Exact sequence induced by filtration Let’s suppose that $M_1, M_2, M_3$ are $A$-modules with
$$
  0 \to M_1 \to M_2 \to M_3 \to 0
$$
exact.
Given $I \subset A$, is true that
$$
  0\to M_1 / I^n M_2 \cap M_1 \to M_2 / I^n M_2 \to M_3 / I^n M_3 \to 0
$$
is exact?
In particular, I’ve showed that
$$
  \operatorname{im}(M_1 / I^n M_2 \cap M_1 \to M_2/I^nM_2)
  \subset \ker( M_2/I^nM_2 \to M_3/I^nM_3 ) \,,
$$
but I’m unable to prove the opposite containment. I tried to lift $0$ i.e., an element of $I^n M_3$ and use surjectivity of the above exact sequence to take a preimage, but I’m unable modify it to put it in the $\ker(M_2 \to M_3)$ to continue the standard argument.

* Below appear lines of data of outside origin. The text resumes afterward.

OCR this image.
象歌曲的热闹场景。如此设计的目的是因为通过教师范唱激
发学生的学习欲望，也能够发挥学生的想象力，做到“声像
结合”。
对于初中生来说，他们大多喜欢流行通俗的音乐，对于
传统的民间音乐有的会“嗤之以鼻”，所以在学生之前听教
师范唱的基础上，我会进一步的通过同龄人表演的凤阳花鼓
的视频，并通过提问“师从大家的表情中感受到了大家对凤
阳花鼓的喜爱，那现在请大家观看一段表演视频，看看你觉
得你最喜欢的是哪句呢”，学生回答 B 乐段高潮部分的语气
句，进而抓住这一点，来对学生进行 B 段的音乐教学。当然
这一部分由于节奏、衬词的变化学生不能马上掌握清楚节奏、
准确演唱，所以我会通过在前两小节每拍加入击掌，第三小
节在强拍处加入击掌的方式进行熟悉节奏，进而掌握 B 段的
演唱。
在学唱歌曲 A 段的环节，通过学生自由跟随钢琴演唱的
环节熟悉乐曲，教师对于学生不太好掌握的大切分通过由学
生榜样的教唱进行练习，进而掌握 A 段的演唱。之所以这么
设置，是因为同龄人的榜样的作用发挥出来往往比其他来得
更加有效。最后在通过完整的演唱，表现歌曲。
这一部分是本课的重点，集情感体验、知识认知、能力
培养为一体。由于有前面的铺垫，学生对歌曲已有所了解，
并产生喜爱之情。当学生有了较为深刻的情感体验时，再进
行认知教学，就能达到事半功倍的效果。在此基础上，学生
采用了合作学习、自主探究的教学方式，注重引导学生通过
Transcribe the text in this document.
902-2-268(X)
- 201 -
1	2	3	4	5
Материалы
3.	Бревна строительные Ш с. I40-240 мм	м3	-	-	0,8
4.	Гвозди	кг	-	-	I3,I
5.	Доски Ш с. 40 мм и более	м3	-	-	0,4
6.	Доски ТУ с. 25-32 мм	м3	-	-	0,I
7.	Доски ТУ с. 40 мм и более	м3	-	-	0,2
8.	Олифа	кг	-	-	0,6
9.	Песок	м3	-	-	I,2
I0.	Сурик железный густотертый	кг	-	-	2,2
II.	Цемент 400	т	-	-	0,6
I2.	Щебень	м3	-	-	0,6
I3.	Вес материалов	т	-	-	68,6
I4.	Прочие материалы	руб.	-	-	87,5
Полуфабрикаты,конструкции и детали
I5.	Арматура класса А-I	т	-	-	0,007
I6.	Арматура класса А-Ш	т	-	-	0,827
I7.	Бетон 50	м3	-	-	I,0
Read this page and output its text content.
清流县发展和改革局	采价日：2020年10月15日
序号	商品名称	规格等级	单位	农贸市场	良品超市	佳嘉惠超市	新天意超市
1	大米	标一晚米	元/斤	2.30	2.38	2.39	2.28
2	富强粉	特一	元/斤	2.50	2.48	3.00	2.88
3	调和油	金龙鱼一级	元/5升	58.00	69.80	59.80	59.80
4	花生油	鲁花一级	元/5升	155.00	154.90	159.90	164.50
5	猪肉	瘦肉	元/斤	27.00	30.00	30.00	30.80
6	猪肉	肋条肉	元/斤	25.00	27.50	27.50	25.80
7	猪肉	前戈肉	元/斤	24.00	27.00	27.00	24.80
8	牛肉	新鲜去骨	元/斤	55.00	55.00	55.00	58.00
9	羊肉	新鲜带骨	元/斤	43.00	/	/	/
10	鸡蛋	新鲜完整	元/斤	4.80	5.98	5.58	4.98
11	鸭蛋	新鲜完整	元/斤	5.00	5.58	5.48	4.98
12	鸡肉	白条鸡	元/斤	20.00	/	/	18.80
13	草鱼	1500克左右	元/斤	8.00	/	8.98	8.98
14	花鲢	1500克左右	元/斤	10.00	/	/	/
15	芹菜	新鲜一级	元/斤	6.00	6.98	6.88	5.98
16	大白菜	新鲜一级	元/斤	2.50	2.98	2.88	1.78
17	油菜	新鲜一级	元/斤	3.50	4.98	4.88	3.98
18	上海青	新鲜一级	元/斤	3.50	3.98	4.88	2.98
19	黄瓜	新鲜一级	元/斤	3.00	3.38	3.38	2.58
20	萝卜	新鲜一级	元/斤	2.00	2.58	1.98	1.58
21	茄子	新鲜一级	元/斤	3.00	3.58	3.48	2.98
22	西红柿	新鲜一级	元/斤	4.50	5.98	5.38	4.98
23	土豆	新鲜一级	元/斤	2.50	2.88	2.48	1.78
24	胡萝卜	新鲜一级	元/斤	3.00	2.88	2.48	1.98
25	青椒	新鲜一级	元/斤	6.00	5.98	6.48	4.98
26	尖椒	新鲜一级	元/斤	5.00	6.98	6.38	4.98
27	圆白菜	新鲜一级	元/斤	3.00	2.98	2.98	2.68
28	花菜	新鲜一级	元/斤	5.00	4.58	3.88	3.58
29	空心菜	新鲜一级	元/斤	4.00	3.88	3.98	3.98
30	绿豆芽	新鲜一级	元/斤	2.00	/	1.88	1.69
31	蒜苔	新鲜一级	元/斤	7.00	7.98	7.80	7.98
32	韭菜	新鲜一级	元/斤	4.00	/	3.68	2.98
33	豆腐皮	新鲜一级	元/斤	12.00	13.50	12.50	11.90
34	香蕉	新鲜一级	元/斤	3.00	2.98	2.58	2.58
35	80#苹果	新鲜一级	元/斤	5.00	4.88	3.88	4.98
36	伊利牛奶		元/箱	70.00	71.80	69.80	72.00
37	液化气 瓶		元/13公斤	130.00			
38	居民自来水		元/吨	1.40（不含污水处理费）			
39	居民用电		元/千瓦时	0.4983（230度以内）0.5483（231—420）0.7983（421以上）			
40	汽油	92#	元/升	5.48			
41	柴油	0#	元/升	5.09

Is this true? Any help or solution would be appreciated. I need this lemma in order to proof that the completion of an exact sequence of $A$-modules is exact, and passes from this lemma and inverse limits.
Edit: Is it true that in order to define the map $M_2 / I^n M_2 \to M_3 / I^n M_3$ I need that the image of $I^n M_2$ goes to $I^n M_3$, i.e, that the map respect the filtration? I don’t know whether this is a property that I should require or if it follows from something else.
 A: Notice that the sequence $$M_1 / I^n M_1 \to M_2/I^nM_2 \to M_3/I^nM_3 \to 0$$ is exact, since it's just a tensor product of your first exact sequence with $A/I^n.$ And the kernel of the left map is exactly $I^nM_2\cap M_1$ modulo $I^nM_1$. Taking a quotient by that kernel doesn't change the image of the first map and gives you your second exact sequence.
A: Sergey’s answer is very neat, though I’m posting the answer I was looking for.
I'm calling (from left to right) $\alpha, \beta$ the map of the exact sequence of the $M_i$ and $\tilde{\alpha}, \tilde{\beta}$ the induced map. Note that $\tilde{\beta}$ is well-defined since for every ring morphism $\beta(I^n M_2) \subset I^n M_3$.
Now, taking $[x] \in \ker \tilde{\beta}$ we have that $\tilde{\beta}[x] = \beta(x) + I^n M_3 = 0$, hence $\beta(x) \in I^n M_3$, hence $\beta(x) = \sum_{i=1}^k j_i m_i$ where $j_i \in I^n$ and $m_i \in M_3$. Since ${\beta}$ is surjective we have $m_i = \beta(a_i)$ where $a_i \in M_2$ for each $i$, hence $x - \sum_{i=1}^k j_i a_i \in \ker \beta = \operatorname{im} \alpha$, so that exists $z \in M_1$ such that $\alpha(z) = x - \sum_{i=1}^k j_i a_i$.
At this point should be clear from the commutativity of the diagram induced that, $\tilde{\alpha}$ applied to the image of $z$ in $M_1 / I^nM_2 \cap M_1$ works (by commutativity of the diagram) since $\sum_{i=1}^k j_i a_i \in I^n M_2$, i.e., $x - \sum_{i=1}^k j_i a_i$ is still a lifting of $[x]$.